Alright, I have implemented the taking unions step, barring some difficulties in proving that the unions do what I want. I now have a Borel cover for each natural number such that all of them agree on the sets indexed by F. I would like to disjointify them in some coherent way such that the disjointified versions also agree on the sets indexed by F. Any ideas on how to do this?

Connor Gordon (Feb 12 2024 at 15:57):

After some more thought, I think I know what I would like to do for the structure of the disjointifying, I just need some help on one step. I would like to place a linear ordering on F, perhaps by using `Finset.toList, and then define the Borel cover via the same method as is done is the Disjointed file. Is there a canonical way to put an ordering on a Finset in a way that's usable? I might also need to induct on it to prove the sets are Borel, so if that's possible that would be fantastic.
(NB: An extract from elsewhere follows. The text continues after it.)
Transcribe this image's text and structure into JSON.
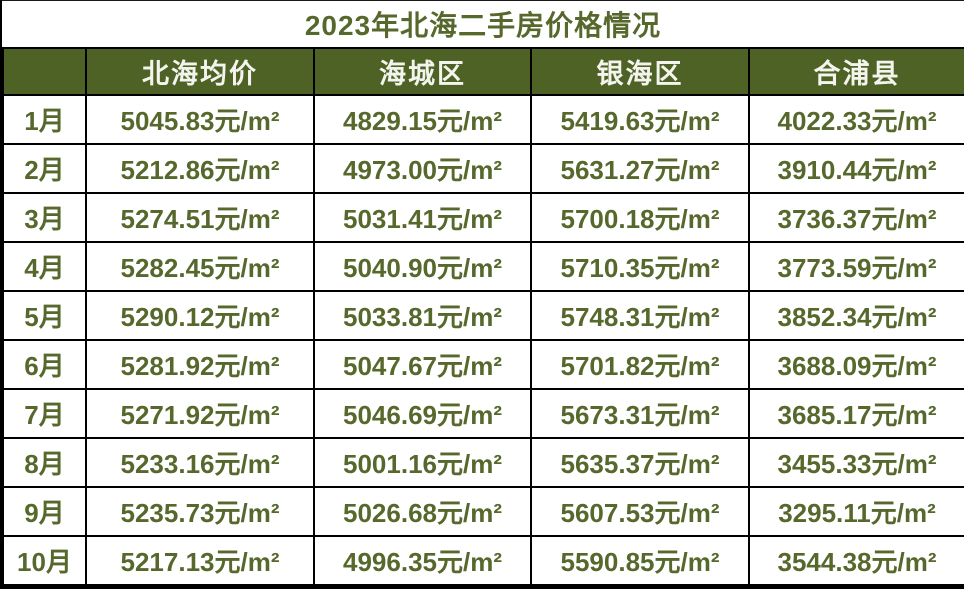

Felix Weilacher (Feb 15 2024 at 14:30):

I don't understand why you want to disjointify in this proof

Connor Gordon (Feb 15 2024 at 17:56):

You know, now that you mention it, you're right. I never stopped to think whether that partition statement was necessary. All I needed was that the sets for V n and W n were disjoint from the sets for all the Cs, and that's much easier to work with (and I just finished doing it). Thank you for the sanity check!